6: Did you ever consider the possibility that someone could write fiction using Thursday Next's world, just as you use other novel's worlds? What would your reaction be?

Well, I'd like them to do what I did: wait until I have been dead over a hundred years, or politely seek permission

7: What is most surprising comparison you've ever read or heard about your writing? Have you ever been compared to people you still can't understand why you were compared to?

Surprising comparison? All of them. Comparisons are a form of reviewer's shorthand - rather than discuss a book they often like to make it easier for themselves and the public by saying one's book is 'Mother Goose meets Morse' or something equally daft.
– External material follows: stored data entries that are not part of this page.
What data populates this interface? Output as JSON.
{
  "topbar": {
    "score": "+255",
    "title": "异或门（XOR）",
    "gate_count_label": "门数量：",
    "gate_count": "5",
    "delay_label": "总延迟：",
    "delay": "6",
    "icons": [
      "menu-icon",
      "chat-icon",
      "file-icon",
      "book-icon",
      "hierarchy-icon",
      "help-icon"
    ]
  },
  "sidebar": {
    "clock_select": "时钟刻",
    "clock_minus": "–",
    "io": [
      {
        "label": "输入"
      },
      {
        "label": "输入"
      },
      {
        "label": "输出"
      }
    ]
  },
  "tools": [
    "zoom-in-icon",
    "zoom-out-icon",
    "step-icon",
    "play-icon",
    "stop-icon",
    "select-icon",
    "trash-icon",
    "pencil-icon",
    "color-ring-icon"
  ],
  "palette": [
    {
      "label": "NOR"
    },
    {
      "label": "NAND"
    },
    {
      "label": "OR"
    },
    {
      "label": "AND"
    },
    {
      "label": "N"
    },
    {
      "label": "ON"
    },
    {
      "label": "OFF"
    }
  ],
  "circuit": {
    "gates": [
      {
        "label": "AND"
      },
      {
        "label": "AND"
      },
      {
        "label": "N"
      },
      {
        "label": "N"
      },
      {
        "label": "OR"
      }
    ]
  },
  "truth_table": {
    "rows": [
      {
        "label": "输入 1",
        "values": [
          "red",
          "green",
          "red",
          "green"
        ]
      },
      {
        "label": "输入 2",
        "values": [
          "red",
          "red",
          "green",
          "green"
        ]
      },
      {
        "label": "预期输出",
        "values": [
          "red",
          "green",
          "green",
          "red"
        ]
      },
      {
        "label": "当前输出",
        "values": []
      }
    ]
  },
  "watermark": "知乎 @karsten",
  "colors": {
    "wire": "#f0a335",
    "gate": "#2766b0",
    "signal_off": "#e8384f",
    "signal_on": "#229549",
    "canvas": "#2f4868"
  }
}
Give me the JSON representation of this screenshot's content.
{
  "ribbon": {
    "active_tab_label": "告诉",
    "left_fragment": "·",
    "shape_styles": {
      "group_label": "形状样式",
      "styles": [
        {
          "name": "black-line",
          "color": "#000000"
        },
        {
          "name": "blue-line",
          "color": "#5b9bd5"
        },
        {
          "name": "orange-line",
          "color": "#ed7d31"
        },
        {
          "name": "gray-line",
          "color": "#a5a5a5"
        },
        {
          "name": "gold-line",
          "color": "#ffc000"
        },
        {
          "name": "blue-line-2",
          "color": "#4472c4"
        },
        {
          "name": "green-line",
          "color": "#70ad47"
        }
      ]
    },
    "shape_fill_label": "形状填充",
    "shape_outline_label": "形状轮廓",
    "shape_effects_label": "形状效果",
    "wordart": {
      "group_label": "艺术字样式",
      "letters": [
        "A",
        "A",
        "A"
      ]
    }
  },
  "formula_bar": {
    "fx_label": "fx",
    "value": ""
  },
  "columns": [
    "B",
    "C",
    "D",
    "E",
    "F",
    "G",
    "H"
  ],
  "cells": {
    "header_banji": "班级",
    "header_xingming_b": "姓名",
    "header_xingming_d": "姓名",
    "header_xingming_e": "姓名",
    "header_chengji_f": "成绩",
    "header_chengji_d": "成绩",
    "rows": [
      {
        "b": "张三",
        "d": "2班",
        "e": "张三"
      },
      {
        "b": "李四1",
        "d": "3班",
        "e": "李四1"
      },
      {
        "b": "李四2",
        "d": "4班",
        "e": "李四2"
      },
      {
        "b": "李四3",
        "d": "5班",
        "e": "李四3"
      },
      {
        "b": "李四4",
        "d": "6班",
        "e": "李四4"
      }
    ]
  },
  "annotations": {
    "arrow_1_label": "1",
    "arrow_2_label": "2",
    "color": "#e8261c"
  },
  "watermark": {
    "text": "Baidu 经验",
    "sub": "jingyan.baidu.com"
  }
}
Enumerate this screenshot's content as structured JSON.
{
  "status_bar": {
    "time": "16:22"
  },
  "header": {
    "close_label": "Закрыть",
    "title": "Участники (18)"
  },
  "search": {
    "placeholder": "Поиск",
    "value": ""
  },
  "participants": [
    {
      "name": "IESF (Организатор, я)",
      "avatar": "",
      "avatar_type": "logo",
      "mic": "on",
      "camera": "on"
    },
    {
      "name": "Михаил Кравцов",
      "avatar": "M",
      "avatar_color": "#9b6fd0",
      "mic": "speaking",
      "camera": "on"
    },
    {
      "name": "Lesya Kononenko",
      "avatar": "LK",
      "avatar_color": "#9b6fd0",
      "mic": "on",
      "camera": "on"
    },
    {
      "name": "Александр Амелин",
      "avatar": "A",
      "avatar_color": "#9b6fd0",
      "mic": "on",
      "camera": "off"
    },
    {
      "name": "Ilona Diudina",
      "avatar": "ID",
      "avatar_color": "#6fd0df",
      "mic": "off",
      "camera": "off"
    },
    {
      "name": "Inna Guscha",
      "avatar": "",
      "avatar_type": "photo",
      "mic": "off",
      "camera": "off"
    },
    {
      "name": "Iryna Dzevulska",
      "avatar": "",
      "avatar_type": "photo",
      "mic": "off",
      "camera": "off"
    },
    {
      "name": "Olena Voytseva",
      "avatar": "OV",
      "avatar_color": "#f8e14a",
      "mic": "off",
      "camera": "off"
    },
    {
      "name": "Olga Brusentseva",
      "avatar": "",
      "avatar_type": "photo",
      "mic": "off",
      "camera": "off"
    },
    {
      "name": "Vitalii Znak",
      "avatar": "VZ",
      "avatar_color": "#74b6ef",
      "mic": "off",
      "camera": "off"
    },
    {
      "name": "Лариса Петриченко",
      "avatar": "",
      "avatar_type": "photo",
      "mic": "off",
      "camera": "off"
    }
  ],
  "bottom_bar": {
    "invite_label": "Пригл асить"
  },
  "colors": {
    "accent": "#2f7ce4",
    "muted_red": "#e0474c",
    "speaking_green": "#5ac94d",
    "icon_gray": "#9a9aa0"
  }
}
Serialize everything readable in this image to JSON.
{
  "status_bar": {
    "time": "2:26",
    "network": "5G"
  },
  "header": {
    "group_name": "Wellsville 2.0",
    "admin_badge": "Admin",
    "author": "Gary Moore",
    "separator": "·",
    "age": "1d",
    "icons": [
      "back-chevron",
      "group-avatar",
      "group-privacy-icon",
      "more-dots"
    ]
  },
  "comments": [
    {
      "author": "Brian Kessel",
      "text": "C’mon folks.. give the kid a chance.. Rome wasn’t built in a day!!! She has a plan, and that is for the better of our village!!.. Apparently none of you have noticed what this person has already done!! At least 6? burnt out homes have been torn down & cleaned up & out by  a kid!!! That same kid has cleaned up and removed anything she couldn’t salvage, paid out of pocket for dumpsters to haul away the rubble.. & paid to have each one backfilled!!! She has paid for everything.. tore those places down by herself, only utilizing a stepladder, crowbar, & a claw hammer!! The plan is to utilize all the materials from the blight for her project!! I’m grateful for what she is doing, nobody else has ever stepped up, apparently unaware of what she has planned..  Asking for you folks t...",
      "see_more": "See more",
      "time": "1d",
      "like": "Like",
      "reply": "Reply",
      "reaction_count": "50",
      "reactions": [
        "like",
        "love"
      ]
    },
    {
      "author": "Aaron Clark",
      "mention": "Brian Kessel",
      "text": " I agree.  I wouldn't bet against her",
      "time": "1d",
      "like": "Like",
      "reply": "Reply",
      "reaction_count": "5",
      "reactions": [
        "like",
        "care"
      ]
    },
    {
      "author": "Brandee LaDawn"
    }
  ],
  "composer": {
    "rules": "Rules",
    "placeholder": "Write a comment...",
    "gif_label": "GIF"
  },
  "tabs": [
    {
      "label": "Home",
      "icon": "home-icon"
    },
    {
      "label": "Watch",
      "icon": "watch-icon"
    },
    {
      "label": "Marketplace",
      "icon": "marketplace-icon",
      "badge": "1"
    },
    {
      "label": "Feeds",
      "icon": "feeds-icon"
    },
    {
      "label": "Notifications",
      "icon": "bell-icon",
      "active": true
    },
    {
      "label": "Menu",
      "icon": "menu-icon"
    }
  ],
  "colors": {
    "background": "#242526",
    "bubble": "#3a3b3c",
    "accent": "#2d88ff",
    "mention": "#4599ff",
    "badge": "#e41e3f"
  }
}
You know you've made it when someone describes another book as 'Well, it's Jasper Fforde meets Dennis Wheatly' or something...

8: Your website is particularly surprising. Few author websites are as rich as yours (special features, extra material, resources for journalists...), and it seems to be an ever-expanding network of texts and pages, which reminded me of Borges's library of Babel (an ever-expanding library containing every books ever written), which itself reminded me of your Great Library. Is that pure coincidence or is idea of ever-expanding collection of pages, plots and ideas a kind of obsession?

I'm afraid it's a coincidence. Despite appearances I'm only patchily self-taught; I never went to university or studied English.

9:Have you ever given thought to the Mad Hatter's famous unanswered riddle, "Why is a raven like a writing-desk?" and do you have any answer to it?

In 'The Eyre Affair' when Thursday is in the Cheshire Cat Bar and Grill talking to the barman there are three proffered alternatives: "Poe wrote on both" is pretty good, "they both stoop with a flap" is average but "Because there is a B in Both" is my favourite.